Will felt it, coursing through his bones like cold. A couple of women in tight, shiny dresses knocked into him as they made their way to the toilets. He barely felt it, although they had caused him to drop his glass. He didn’t hear it shatter, or their apologies or offers to buy him another drink. He pushed his way through a corridor in the scrum and felt the bitter night air crystallise on the sweat that coated his chest as he reeled outside. Rain flashed in broken obliques where the streetlamps picked it out, liquid Morse code carrying messages too swift to be read. He splashed down towards the riverbank, clutching the Greene novel in his hand as though it were a cudgel. A train was nosing out of Charing Cross station, one of the last rides home, and he watched its broken passage through the lattice of girders on Hungerford Bridge. Couples were bent against the driving rain as it laced them on the pedestrian walkway across the Thames. Big Ben tolled midnight. Will scampered up the steps to the bridge and waited, his tongue thick and dry in his mouth, for something awful to happen. He counted seconds and had reached 300 when he heard the beginning of it.

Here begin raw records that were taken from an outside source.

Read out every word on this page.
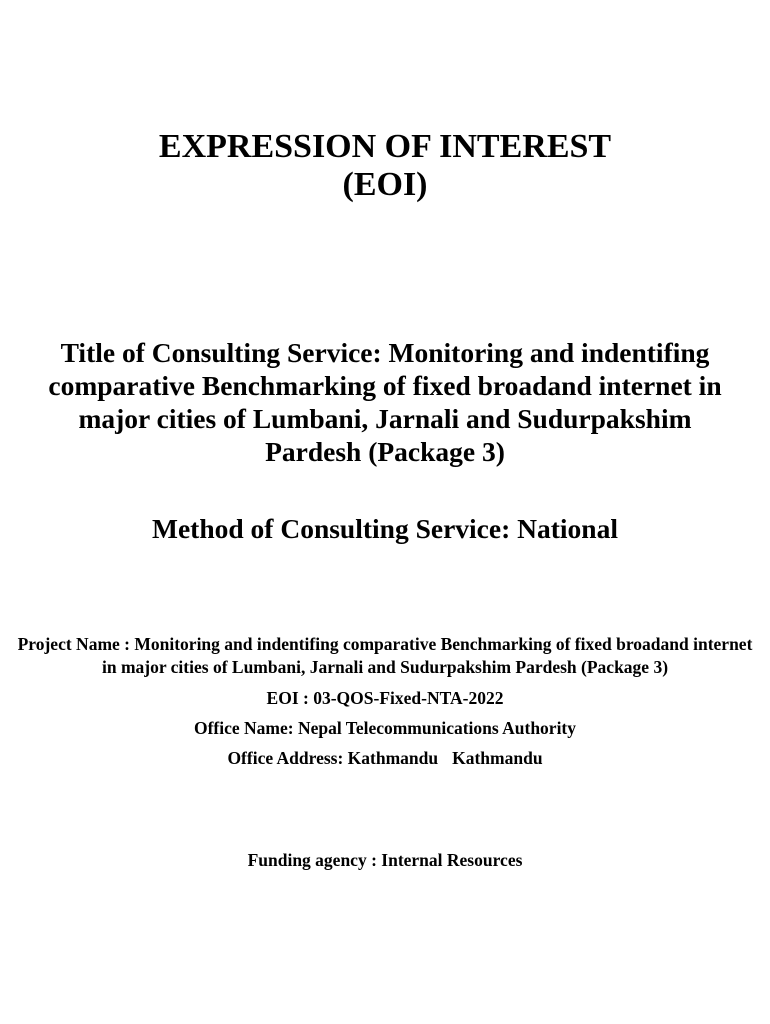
EXPRESSION OF INTEREST
(EOI)
Title of Consulting Service: Monitoring and indentifing comparative Benchmarking of fixed broadand internet in major cities of Lumbani, Jarnali and Sudurpakshim Pardesh (Package 3)
Method of Consulting Service: National
Project Name : Monitoring and indentifing comparative Benchmarking of fixed broadand internet in major cities of Lumbani, Jarnali and Sudurpakshim Pardesh (Package 3)
EOI : 03-QOS-Fixed-NTA-2022
Office Name: Nepal Telecommunications Authority
Office Address: Kathmandu Kathmandu
Funding agency : Internal Resources
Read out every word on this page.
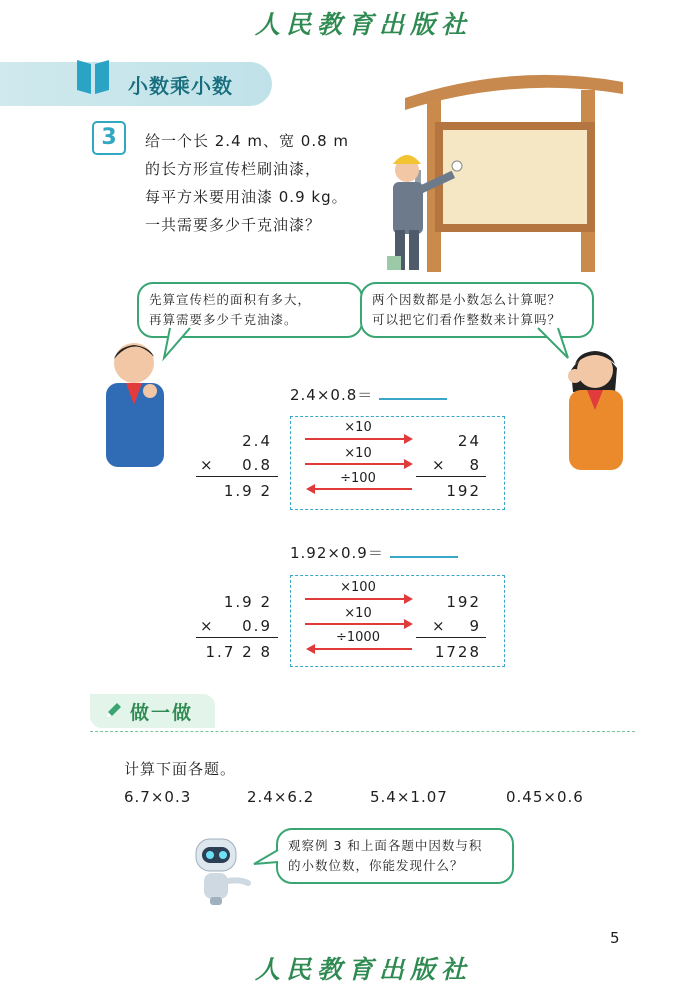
人民教育出版社
小数乘小数
3	给一个长 2.4 m、宽 0.8 m
的长方形宣传栏刷油漆，
每平方米要用油漆 0.9 kg。
一共需要多少千克油漆？
先算宣传栏的面积有多大，
再算需要多少千克油漆。
两个因数都是小数怎么计算呢？
可以把它们看作整数来计算吗？
2.4×0.8＝
2.4
×	0.8
1.9 2
×10
×10
÷100
24
×	8
192
1.92×0.9＝
1.9 2
×	0.9
1.7 2 8
×100
×10
÷1000
192
×	9
1728
做一做
计算下面各题。
6.7×0.3	2.4×6.2	5.4×1.07	0.45×0.6
观察例 3 和上面各题中因数与积
的小数位数，你能发现什么？
5
人民教育出版社
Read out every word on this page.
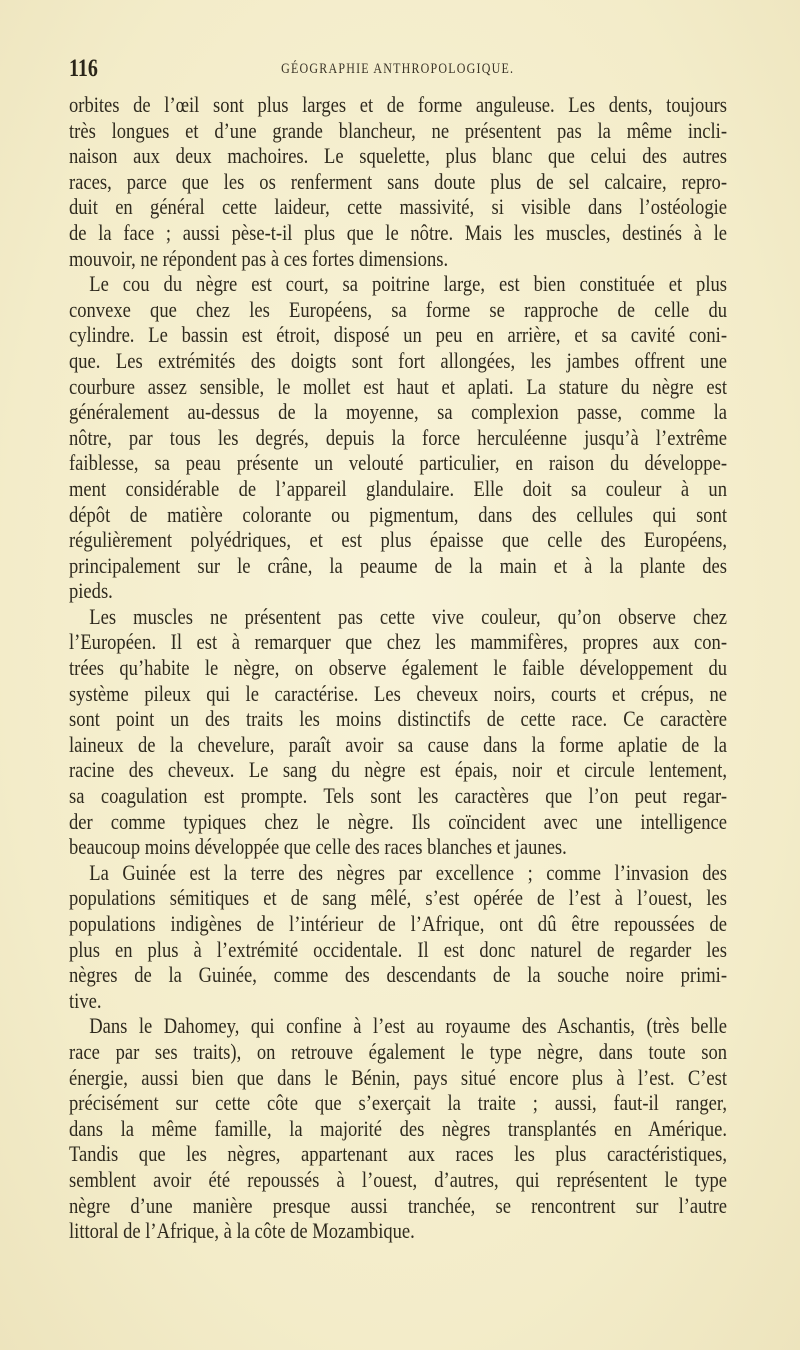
116	GÉOGRAPHIE ANTHROPOLOGIQUE.
orbites de l’œil sont plus larges et de forme anguleuse. Les dents, toujours
très longues et d’une grande blancheur, ne présentent pas la même incli-
naison aux deux machoires. Le squelette, plus blanc que celui des autres
races, parce que les os renferment sans doute plus de sel calcaire, repro-
duit en général cette laideur, cette massivité, si visible dans l’ostéologie
de la face ; aussi pèse-t-il plus que le nôtre. Mais les muscles, destinés à le
mouvoir, ne répondent pas à ces fortes dimensions.
Le cou du nègre est court, sa poitrine large, est bien constituée et plus
convexe que chez les Européens, sa forme se rapproche de celle du
cylindre. Le bassin est étroit, disposé un peu en arrière, et sa cavité coni-
que. Les extrémités des doigts sont fort allongées, les jambes offrent une
courbure assez sensible, le mollet est haut et aplati. La stature du nègre est
généralement au-dessus de la moyenne, sa complexion passe, comme la
nôtre, par tous les degrés, depuis la force herculéenne jusqu’à l’extrême
faiblesse, sa peau présente un velouté particulier, en raison du développe-
ment considérable de l’appareil glandulaire. Elle doit sa couleur à un
dépôt de matière colorante ou pigmentum, dans des cellules qui sont
régulièrement polyédriques, et est plus épaisse que celle des Européens,
principalement sur le crâne, la peaume de la main et à la plante des
pieds.
Les muscles ne présentent pas cette vive couleur, qu’on observe chez
l’Européen. Il est à remarquer que chez les mammifères, propres aux con-
trées qu’habite le nègre, on observe également le faible développement du
système pileux qui le caractérise. Les cheveux noirs, courts et crépus, ne
sont point un des traits les moins distinctifs de cette race. Ce caractère
laineux de la chevelure, paraît avoir sa cause dans la forme aplatie de la
racine des cheveux. Le sang du nègre est épais, noir et circule lentement,
sa coagulation est prompte. Tels sont les caractères que l’on peut regar-
der comme typiques chez le nègre. Ils coïncident avec une intelligence
beaucoup moins développée que celle des races blanches et jaunes.
La Guinée est la terre des nègres par excellence ; comme l’invasion des
populations sémitiques et de sang mêlé, s’est opérée de l’est à l’ouest, les
populations indigènes de l’intérieur de l’Afrique, ont dû être repoussées de
plus en plus à l’extrémité occidentale. Il est donc naturel de regarder les
nègres de la Guinée, comme des descendants de la souche noire primi-
tive.
Dans le Dahomey, qui confine à l’est au royaume des Aschantis, (très belle
race par ses traits), on retrouve également le type nègre, dans toute son
énergie, aussi bien que dans le Bénin, pays situé encore plus à l’est. C’est
précisément sur cette côte que s’exerçait la traite ; aussi, faut-il ranger,
dans la même famille, la majorité des nègres transplantés en Amérique.
Tandis que les nègres, appartenant aux races les plus caractéristiques,
semblent avoir été repoussés à l’ouest, d’autres, qui représentent le type
nègre d’une manière presque aussi tranchée, se rencontrent sur l’autre
littoral de l’Afrique, à la côte de Mozambique.
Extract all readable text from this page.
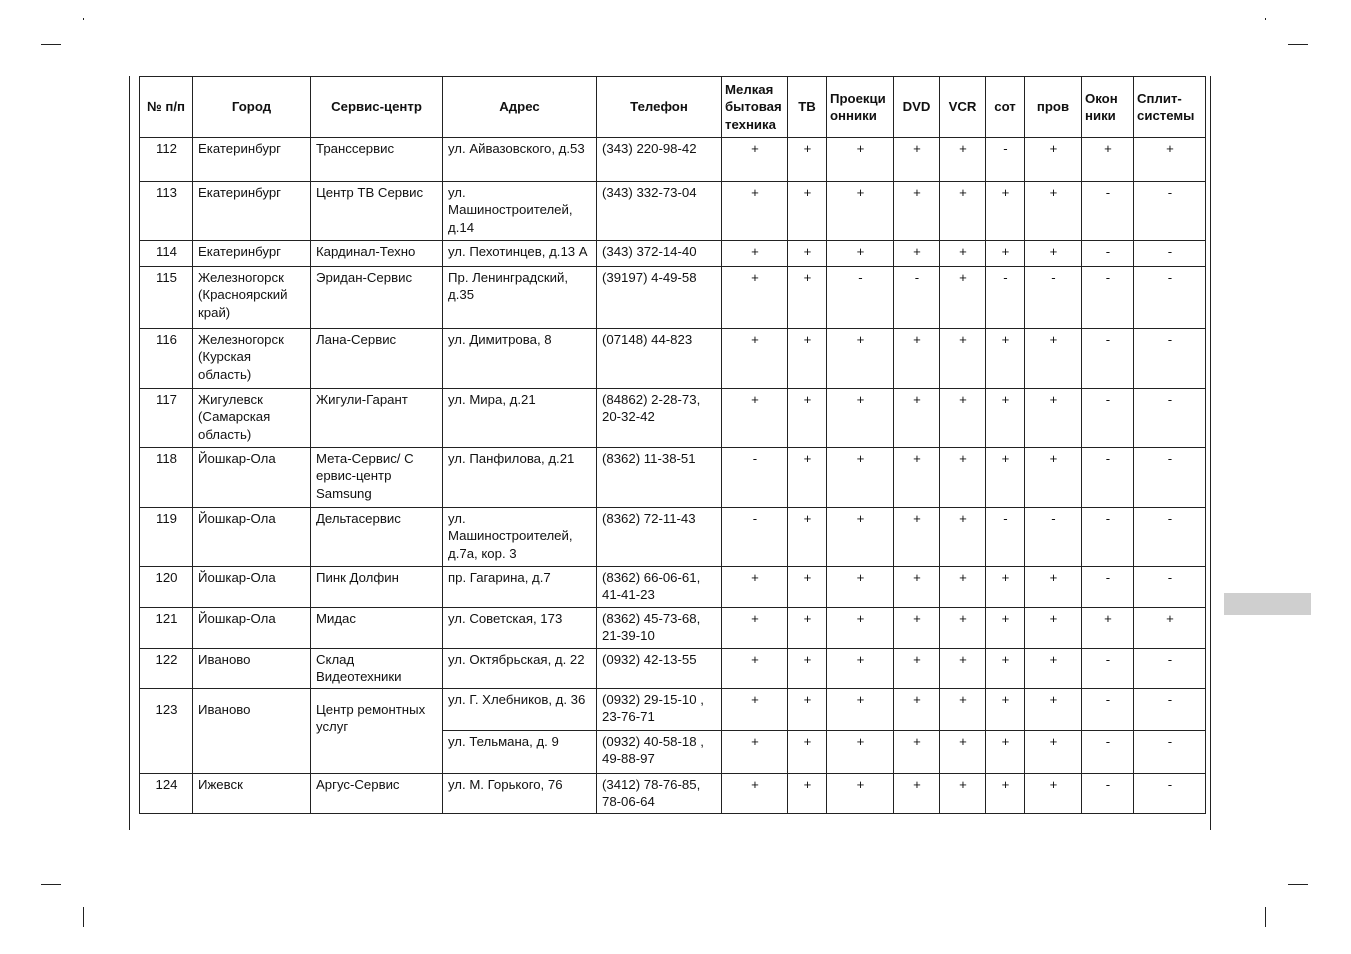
№ п/п	Город	Сервис-центр	Адрес	Телефон	Мелкая бытовая техника	ТВ	Проекци онники	DVD	VCR	сот	пров	Окон ники	Сплит- системы
112	Екатеринбург	Транссервис	ул. Айвазовского, д.53	(343) 220-98-42	+	+	+	+	+	-	+	+	+
113	Екатеринбург	Центр ТВ Сервис	ул. Машиностроителей, д.14	(343) 332-73-04	+	+	+	+	+	+	+	-	-
114	Екатеринбург	Кардинал-Техно	ул. Пехотинцев, д.13 А	(343) 372-14-40	+	+	+	+	+	+	+	-	-
115	Железногорск (Красноярский край)	Эридан-Сервис	Пр. Ленинградский, д.35	(39197) 4-49-58	+	+	-	-	+	-	-	-	-
116	Железногорск (Курская область)	Лана-Сервис	ул. Димитрова, 8	(07148) 44-823	+	+	+	+	+	+	+	-	-
117	Жигулевск (Самарская область)	Жигули-Гарант	ул. Мира, д.21	(84862) 2-28-73, 20-32-42	+	+	+	+	+	+	+	-	-
118	Йошкар-Ола	Мета-Сервис/ С ервис-центр Samsung	ул. Панфилова, д.21	(8362) 11-38-51	-	+	+	+	+	+	+	-	-
119	Йошкар-Ола	Дельтасервис	ул. Машиностроителей, д.7а, кор. 3	(8362) 72-11-43	-	+	+	+	+	-	-	-	-
120	Йошкар-Ола	Пинк Долфин	пр. Гагарина, д.7	(8362) 66-06-61, 41-41-23	+	+	+	+	+	+	+	-	-
121	Йошкар-Ола	Мидас	ул. Советская, 173	(8362) 45-73-68, 21-39-10	+	+	+	+	+	+	+	+	+
122	Иваново	Склад Видеотехники	ул. Октябрьская, д. 22	(0932) 42-13-55	+	+	+	+	+	+	+	-	-
123	Иваново	Центр ремонтных услуг	ул. Г. Хлебников, д. 36	(0932) 29-15-10 , 23-76-71	+	+	+	+	+	+	+	-	-
			ул. Тельмана, д. 9	(0932) 40-58-18 , 49-88-97	+	+	+	+	+	+	+	-	-
124	Ижевск	Аргус-Сервис	ул. М. Горького, 76	(3412) 78-76-85, 78-06-64	+	+	+	+	+	+	+	-	-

What had he suspected, during the lonely drive south? A drowning, a collision of trains. A car crash. A collapse of scaffolding. Someone. A few somebodies. A blip on the statistical charts compiled by end-of-year accident and emergency investigators...

The thrum sounded like persistent thunder. It vibrated in his chest and made the rails and the girders pick up the song. Studded in the rain-scratched darkness, following the trajectory marked by the old river on a path to Heathrow, were the headlights of what sounded like a jumbo jet. But there was something not quite right about the sound it was making. It sounded like a big plane trying to do an impression of an even bigger plane and failing badly. It sounded, machine though it was, like a shriek of distress.